O estudo, divulgado na última quinta-feira (20), mostra que a média do suíno vivo nas regiões acompanhadas pelo Cepea ficou em R$ 5,18 o quilo. No acumulado do ano, a desvalorização do animal vivo chega a 43,1% na comparação com as cotações reais de dezembro de 2035, e a carcaça especial registra queda de 36,2% no mesmo intervalo.
Pesquisadores do Cepea destacam semelhança do cenário atual com o observado em 2022. Naquele ano, o pior momento na praça equivalente foi em fevereiro, com média de R$ 5,97/kg em valores reais, já deflacionados pelo IGP-DI de jul/26.
O levantamento aponta que a pressão sobre os preços reduziu as margens do setor, provocando prejuízos entre os produtores e levando parte dos criadores independentes a encerrar atividades. As regiões que compõem a praça SP-5 acompanhada pela Esalq-USP incluem Bragança Paulista, Campinas, Piracicaba, São Paulo e Sorocaba.
Segundo o Cepea, a procura pela carne suína costuma diminuir na segunda metade do mês devido à menor capacidade de compra da população, e as férias escolares deste ano acentuaram a retração na demanda, contribuindo para a queda das médias apesar de aumentos verificados no começo de julho.
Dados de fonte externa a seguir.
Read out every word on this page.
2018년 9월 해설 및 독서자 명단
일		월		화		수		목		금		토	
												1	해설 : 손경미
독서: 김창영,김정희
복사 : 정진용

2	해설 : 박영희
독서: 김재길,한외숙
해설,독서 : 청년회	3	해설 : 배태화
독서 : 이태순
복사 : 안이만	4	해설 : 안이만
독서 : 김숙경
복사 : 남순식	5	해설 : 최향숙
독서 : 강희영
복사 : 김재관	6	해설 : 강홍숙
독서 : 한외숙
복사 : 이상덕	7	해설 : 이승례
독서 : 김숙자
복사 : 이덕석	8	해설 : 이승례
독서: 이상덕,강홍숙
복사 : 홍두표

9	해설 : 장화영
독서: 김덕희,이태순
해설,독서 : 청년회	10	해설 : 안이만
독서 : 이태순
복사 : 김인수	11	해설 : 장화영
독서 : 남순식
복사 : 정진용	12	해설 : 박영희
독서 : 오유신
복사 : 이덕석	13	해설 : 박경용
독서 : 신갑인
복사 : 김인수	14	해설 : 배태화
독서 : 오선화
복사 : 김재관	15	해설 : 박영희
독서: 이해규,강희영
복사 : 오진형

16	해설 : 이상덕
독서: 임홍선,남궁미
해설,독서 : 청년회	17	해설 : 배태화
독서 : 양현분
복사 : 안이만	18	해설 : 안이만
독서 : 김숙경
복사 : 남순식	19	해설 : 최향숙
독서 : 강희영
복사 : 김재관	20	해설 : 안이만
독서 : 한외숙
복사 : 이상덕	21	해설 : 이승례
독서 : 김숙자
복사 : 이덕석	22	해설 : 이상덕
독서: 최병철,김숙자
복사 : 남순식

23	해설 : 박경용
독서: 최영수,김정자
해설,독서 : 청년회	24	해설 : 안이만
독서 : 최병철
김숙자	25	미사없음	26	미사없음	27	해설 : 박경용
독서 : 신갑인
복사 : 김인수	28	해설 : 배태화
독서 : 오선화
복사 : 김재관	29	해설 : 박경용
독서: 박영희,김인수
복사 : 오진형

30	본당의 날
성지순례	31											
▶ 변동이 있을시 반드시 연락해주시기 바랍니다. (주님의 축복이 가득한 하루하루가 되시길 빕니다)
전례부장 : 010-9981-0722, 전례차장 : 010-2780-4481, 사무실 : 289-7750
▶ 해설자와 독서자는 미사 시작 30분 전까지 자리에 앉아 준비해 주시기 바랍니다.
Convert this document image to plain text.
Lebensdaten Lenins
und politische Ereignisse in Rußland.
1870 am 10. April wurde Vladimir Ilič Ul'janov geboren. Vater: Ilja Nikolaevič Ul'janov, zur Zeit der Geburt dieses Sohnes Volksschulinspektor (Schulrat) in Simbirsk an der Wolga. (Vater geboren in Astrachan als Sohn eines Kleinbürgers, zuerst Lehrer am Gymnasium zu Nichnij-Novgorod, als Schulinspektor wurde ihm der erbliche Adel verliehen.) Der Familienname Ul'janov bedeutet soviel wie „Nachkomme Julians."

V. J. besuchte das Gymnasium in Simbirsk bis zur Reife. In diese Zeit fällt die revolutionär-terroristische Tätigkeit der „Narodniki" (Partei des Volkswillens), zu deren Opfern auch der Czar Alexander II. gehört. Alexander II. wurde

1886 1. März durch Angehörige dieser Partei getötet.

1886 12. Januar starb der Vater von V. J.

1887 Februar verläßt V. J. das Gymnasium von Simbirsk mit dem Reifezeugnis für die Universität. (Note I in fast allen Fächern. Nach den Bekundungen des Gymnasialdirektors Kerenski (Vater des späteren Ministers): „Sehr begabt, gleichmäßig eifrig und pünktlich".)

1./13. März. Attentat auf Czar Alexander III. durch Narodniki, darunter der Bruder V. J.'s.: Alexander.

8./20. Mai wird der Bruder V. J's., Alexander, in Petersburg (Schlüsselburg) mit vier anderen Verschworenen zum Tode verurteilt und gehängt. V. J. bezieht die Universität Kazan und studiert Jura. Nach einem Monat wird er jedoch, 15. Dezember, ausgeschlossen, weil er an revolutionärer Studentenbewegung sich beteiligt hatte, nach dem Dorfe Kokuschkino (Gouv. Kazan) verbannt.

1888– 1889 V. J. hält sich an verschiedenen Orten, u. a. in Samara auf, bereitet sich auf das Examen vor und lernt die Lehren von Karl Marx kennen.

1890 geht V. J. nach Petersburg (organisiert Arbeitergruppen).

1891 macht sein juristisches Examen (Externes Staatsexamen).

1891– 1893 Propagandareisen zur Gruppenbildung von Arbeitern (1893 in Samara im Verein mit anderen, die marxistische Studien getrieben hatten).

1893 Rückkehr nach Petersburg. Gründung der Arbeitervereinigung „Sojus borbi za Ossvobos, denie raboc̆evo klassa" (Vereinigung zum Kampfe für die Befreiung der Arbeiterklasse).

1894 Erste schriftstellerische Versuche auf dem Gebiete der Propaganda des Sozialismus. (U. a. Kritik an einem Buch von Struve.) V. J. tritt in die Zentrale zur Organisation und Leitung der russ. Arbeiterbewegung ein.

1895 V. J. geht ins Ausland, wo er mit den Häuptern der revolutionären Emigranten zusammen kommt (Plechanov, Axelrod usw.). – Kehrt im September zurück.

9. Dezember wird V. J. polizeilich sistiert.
O centro de pesquisa descreve o quadro atual como surpreendente para o setor, que esperava forte demanda em 2026, seguindo o padrão de 2025. Além da demanda doméstica mais fraca, o Cepea atribui parte da maior oferta interna ao aumento de investimentos realizados em 2025, que elevaram a produção em 2026.
No recorte mensal, a carcaça especial suína vendida no atacado da Grande São Paulo fechou março de 2026 a R$ 10,06 o quilo, valor 2,8% menor que o de fevereiro. A competitividade da suína frente à carne bovina naquele mês foi explicada pela baixa liquidez na suinocultura durante a Quaresma e pelo aumento das exportações de carne bovina, cujo ritmo intenso vinha sendo observado desde 2025.
Em fevereiro de 2026, as cotações do suíno vivo nas regiões produtoras do interior paulista, incluindo Piracicaba, chegaram a cair até 20%. Naquele mês, a média do animal vivo foi de R$ 6,91/kg, ante R$ 8,24/kg em janeiro (queda superior a 16% na praça SP-5) e R$ 8,66/kg em fevereiro de 2025 (desvalorização de 20% na comparação anual).